Note 1: all parameters are mandatory, otherwise the program will not run. evoppi_q_int.* and evoppi_q_pred.* can be empty, but at least one interactome/predictome name must be specified. Note 2: the output folder of EvoPPi accepts up to two output files.
geneid2uniprotkb¶
This module allows getting the reference UniProtKB number associated with a given GeneID. It accepts a list of Gene IDs, one per line, and returns a list of UniprotKB numbers from NCBI gene (https://www.ncbi.nlm.nih.gov/gene), one per line. The input file must have the .gi extension.
intersect¶
This module allows you to get the intersection of two or more UniProtKB or GeneID lists. It generates a list of all UniProtKBs or GeneIDs common to all files.
exclude¶
This module allows you, given two lists of two UniProtKBs/GeneIDs, to get one list with all UniProtKBs/GeneIDs present in the larger list that are not present in the smaller list.
copy¶
This module copies all files from one folder to another. It should be noted that for the pipeline to work, the PDB files of all ligands must be in a folder named Ligands, and the PDB files of the receptor in a folder named Receptor, both under a folder called PDBs, under the project folder (the variable project is assigned in the config file).
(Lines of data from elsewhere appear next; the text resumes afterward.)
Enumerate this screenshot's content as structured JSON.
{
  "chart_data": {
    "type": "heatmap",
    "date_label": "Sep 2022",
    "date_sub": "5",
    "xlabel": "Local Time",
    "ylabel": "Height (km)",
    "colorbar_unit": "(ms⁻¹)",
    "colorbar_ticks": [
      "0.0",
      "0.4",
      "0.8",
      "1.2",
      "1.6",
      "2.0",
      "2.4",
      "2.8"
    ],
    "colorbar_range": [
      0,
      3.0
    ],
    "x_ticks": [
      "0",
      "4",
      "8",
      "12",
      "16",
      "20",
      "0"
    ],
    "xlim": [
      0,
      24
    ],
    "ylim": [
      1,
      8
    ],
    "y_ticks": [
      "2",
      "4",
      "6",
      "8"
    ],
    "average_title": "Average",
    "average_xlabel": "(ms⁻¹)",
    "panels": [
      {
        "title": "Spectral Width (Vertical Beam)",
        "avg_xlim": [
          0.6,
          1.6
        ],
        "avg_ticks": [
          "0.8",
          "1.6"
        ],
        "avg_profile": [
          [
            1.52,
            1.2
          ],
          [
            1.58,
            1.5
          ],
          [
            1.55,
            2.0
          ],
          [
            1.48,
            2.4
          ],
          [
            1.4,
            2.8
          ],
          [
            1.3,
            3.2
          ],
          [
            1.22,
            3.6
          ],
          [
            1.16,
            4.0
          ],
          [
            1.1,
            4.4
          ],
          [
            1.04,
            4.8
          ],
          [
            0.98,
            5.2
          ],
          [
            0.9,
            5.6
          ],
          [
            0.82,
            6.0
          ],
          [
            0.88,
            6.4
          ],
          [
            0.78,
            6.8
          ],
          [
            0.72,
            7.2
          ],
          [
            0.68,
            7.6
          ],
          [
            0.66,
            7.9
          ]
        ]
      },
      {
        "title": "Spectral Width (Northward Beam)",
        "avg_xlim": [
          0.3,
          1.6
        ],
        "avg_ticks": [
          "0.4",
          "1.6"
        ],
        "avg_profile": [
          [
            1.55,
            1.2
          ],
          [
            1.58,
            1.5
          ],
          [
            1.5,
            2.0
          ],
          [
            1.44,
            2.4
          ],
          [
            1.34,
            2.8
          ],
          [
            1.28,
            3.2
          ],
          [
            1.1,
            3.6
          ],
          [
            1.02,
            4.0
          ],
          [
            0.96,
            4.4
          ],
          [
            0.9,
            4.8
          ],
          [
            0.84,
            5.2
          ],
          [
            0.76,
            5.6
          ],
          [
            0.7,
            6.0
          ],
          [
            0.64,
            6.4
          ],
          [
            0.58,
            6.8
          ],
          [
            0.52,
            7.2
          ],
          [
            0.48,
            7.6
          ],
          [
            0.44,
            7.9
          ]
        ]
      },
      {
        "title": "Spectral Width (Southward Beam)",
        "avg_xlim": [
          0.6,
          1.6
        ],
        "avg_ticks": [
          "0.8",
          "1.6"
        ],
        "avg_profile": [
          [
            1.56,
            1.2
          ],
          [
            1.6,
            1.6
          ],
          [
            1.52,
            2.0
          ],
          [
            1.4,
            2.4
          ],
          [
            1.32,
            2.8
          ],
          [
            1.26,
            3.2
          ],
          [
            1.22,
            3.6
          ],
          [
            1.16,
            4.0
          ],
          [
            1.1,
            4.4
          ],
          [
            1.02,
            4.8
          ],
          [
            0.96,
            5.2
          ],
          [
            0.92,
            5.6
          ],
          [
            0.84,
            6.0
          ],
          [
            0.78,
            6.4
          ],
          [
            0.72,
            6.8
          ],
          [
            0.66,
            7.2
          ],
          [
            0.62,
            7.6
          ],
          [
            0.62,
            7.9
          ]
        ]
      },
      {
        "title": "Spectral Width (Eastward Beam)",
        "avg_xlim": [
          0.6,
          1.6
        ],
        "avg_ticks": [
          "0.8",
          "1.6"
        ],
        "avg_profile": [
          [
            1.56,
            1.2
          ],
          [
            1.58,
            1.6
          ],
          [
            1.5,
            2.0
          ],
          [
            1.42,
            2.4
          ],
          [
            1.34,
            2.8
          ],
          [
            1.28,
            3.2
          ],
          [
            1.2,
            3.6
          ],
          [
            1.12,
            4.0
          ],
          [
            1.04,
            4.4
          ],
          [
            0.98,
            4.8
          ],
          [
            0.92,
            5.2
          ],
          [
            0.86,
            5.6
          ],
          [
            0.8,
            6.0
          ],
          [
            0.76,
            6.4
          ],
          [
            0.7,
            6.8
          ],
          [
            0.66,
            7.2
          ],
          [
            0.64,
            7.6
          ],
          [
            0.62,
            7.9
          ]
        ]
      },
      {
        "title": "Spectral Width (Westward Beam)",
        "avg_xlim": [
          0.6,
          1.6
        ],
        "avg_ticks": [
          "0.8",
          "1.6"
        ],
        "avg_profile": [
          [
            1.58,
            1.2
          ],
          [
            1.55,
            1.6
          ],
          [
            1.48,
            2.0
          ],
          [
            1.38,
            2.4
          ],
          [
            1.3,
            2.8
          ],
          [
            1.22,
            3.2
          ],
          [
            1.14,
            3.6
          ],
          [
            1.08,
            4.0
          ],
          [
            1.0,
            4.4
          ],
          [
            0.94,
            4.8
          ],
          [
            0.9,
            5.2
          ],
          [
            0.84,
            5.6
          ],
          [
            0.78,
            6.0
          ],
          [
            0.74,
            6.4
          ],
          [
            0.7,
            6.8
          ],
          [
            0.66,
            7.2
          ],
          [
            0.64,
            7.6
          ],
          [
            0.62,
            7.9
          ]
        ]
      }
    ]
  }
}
Therefore, if this is the intended operation, in the pipeline file, it should be declared on two different lines “copy name_of_ligand_input_folder PDBs/Ligands”, and “copy name_of_receptor_input_folder PDBs/Receptor”.
human_prot_atlas¶
This module allows retrieving lists of proteins encoded by genes expressed in a
given tissue. It accepts as input a list with UniProtKb numbers, one per line, and returns
a list of UniProtKb numbers, one per line, of those genes that are expressed in the
specified tissue. In the auto-p2docking configuration file, there are three parameters to be specified (one per line), namely: h_prot_atlas_inc=
, h_prot_atlas_mode=
, and h_prot_atlas_exc=
h_prot_atlas_inc
: list of tissues to be considered, separated by ;, or * to analyse all available tissues (that is used by default). For instance, h_prot_atlas_inc=”Brain_cerebral_cortex; Brain_hippocampal_formation”. The list of available tissues are: Brain_cerebral_cortex, Brain_hippocampal_formation,
Brain_amygdala, Brain_basal_ganglia, Brain_thalamus, Brain_hypothalamus, Brain_midbrain, Brain_cerebellum, Brain_pons, Brain_medulla_oblongata, Brain_spinal_cord, Brain_white_matter, Choroid_plexus, Salivary_gland, Esophagus, Tongue, Stomach, Intestine, Pancreas, Kidney, Urinary_bladder, Breast, Vagina, Cervix, Endometrium, Fallopian_tube, Ovary, Placenta, Skin, Adipose_tissue, Seminal_vesicles, Prostate, Epididymis, Testis, Gallbladder, Liver, Lymphoid_tissue, Bone_marrow, Lung, Pituitary_gland, Thyroid_gland, Parathyroid_gland, Adrenal_gland, Smooth_muscle, Heart, Retina.
h_prot_atlas_mode
: you can select all proteins by writing union or only those
that are present in all selected tissues if you write intersection . If you do not provide information in this field, union is used by default.
h_prot_atlas_exc
: If h_prot_atlas_inc=* has been declared, you can exclude specific tissue(s) by indicating their name(s), separated by ;.